Ingham is a small village in the county of Norfolk. It is 1 mile from the market town of Stalham, and 2 miles from the North Norfolk coast.

An active Village Hall Committee and PCC host numerous regular events so please get in touch with one of the representatives if you wish to help out either group, or find out more about what’s going on at The Church or The Village Hall on our respective pages.

The Parish Council meet in the village hall and any member of the public is welcome to attend.

The village has its own cricket ground which was home of Ingham & District Cricket Club until 1999 when the club merged with Norwich Barleycorns to form Norwich Cricket Club.

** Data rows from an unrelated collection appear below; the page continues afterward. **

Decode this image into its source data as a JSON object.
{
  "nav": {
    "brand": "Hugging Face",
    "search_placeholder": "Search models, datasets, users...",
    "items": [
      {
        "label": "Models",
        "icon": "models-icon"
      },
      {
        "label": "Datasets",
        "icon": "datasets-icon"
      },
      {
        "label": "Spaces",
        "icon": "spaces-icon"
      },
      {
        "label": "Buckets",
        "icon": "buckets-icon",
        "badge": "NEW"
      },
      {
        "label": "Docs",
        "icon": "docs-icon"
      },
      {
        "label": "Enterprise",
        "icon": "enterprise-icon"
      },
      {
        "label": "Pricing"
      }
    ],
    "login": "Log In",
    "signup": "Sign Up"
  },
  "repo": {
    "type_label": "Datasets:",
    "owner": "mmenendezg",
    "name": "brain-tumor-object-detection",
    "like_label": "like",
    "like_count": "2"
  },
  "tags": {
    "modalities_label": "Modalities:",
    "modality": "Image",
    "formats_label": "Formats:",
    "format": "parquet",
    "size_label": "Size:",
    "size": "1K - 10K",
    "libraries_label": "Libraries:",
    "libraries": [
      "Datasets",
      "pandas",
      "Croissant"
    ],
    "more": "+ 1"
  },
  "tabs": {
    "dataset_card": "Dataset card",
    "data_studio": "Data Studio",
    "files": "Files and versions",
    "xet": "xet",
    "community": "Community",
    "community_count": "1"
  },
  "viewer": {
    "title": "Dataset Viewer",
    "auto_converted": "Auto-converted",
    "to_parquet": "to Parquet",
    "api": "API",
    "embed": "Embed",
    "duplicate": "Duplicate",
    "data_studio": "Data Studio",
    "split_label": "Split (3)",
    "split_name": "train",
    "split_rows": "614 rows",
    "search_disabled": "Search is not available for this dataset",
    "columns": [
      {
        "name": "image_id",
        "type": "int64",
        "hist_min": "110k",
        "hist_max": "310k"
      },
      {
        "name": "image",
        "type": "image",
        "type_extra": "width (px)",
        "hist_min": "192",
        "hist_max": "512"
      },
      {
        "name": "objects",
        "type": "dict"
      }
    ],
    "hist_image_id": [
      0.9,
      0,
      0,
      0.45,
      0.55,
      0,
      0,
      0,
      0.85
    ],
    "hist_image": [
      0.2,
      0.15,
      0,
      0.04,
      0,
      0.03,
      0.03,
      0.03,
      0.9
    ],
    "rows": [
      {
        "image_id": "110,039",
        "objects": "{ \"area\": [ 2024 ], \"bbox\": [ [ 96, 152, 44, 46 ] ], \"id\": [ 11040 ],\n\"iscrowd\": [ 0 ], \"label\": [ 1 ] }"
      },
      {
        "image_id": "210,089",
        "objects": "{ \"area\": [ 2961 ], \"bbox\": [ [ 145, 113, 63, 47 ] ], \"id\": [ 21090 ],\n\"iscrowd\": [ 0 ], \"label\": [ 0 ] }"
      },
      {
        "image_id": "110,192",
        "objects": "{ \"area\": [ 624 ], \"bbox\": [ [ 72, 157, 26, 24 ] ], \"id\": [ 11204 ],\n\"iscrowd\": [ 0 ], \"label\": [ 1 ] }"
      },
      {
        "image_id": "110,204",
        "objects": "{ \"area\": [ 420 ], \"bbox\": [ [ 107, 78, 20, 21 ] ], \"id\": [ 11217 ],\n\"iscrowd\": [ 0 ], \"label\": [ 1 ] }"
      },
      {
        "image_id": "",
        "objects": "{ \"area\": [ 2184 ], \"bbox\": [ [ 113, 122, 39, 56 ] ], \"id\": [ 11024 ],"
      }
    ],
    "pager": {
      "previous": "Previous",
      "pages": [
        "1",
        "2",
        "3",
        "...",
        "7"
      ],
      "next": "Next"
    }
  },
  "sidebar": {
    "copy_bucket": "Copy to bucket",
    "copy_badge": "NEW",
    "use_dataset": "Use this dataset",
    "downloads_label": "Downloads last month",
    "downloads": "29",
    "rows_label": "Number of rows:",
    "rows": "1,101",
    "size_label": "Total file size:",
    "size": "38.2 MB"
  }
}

We have a public house called The Swan. It is one of two public houses tied to Woodforde’s Brewery of Woodbastwick. The original building was built in the 14th Century and was part of Ingham Priory until its destruction under Henry VIII in the 16th Century.

Village History (source Wikipedia)

Ingham is mentioned in the Domesday Book of 1086 as the village of Hincham in the hundred of Happing.

The Lordship of Ingham was possessed at a very early date by the Ingham family. An Oliver de Ingham was living in 1183 and a John de Ingham is known to have been Lord in the reign of Richard I. The great grandson of John, the distinguished Oliver Ingham lived here and his son-in-law Miles Stapleton of Bedale, Yorkshire, inherited by right of his wife.

Ingham Old Hall has its origins in the medieval times having been built circa 1320. In the fourteenth century the Hall was inhabited by the local Lord of the Manor, Sir Miles Stapleton, whose tomb stands in Ingham’s Holy Trinity church alongside that of his father in law, Sir Oliver de Ingham.